I guess you could say I have mom friends, too. Whenever we’re at one of our kids’ events (birthday parties, school functions, birthday parties, gymnastics, did I say birthday parties?), we happily pass the time together and get lost in great conversation. But the few times I’ve asked them to dinner or drinks, plans didn’t work out for one reason or another. I try not to take it personally, as I’m sure it’s never intended that way. And I know it’s not always easy to coordinate social get-togethers with all the Jewish holidays, family obligations, and work schedules we have to plan around. But I also know that they do go out with other moms sometimes, because, well, Facebook.
What I don’t have are friends that are just friends, no qualifiers needed. Friends who aren’t tied to a specific life category, or setting, or circumstance. Every year for my birthday, I think about who to invite out to dinner to celebrate. And every year, as I go down the list of people I feel close to, the answer is no one. I haven’t found that kind of friend here yet. Someone to have over for wine and Cheez-Its on New Year’s Eve. To go shopping with for shoes or a new sofa —or heck, for new underwear. Someone who wants to spend time together and get to know me outside of the construct of “mom” or “colleague.

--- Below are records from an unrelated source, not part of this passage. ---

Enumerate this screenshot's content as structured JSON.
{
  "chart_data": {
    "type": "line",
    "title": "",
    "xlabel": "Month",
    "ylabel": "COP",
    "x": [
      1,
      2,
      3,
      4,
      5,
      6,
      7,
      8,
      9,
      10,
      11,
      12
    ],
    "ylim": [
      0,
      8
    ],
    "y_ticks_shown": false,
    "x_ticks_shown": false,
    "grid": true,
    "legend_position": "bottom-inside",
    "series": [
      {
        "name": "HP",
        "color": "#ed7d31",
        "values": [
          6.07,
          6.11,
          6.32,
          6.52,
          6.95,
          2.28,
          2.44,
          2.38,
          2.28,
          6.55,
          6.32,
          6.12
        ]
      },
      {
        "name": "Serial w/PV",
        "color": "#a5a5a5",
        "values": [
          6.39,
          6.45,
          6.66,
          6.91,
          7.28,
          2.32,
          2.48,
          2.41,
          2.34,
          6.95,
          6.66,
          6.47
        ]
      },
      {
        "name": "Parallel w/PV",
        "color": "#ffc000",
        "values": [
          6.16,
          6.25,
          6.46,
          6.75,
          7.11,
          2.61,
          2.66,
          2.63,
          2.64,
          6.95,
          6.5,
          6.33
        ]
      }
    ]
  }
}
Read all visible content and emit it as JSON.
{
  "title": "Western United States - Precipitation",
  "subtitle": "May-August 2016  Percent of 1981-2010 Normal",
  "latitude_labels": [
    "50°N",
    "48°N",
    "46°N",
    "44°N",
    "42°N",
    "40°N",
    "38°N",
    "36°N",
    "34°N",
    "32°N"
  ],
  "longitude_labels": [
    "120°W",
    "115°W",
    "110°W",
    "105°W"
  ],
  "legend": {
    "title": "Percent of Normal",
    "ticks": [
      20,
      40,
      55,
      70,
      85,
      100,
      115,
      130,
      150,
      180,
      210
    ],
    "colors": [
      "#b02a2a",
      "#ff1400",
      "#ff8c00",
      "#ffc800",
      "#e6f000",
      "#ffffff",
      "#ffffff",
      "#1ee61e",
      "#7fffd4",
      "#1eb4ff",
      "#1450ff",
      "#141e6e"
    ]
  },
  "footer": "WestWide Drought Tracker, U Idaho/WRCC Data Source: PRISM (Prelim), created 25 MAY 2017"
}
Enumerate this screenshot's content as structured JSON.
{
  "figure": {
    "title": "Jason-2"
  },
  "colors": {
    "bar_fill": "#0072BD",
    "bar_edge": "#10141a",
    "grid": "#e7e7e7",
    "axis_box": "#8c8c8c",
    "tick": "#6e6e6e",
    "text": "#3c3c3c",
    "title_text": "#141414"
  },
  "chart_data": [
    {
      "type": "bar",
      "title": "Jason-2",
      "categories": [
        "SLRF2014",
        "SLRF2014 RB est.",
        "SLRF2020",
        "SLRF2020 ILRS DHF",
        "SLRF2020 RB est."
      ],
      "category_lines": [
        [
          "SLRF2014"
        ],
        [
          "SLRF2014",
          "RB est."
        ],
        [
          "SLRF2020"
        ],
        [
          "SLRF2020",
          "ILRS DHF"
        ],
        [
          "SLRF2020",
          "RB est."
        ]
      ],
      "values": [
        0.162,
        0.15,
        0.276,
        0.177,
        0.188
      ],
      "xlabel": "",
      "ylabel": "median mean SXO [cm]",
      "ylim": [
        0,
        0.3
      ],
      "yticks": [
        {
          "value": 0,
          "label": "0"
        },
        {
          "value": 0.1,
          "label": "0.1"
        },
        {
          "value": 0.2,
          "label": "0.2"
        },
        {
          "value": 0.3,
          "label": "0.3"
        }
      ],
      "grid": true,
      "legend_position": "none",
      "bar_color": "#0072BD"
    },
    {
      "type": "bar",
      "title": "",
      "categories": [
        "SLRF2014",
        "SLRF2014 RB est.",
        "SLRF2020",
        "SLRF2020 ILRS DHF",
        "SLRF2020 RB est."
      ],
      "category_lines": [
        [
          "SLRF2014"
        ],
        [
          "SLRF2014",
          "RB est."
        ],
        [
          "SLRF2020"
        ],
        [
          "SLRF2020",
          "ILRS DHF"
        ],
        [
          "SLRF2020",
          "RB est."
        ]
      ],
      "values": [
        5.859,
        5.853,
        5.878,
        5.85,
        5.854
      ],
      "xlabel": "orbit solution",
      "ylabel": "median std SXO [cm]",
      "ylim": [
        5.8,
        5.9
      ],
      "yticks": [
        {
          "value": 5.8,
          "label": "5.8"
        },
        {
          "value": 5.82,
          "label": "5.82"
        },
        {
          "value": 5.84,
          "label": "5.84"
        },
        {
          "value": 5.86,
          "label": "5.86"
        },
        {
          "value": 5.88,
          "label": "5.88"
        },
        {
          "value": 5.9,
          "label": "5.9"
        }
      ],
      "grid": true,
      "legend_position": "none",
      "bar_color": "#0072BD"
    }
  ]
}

I appreciate that I’m incredibly blessed in so many other ways. I have a wonderful husband, two fantastic kids, healthy parents, a comfortable home, a successful career. I am surrounded by oodles of goodness and love. But I can’t ignore that little empty friend space that sits just out of reach, and for the life of me, I can’t figure out why I can’t fill it. For once, just once, I would like to have someone to call on a Sunday afternoon to meet up for coffee or a pedicure.
Or better yet, I’d like to have a friend who would call me.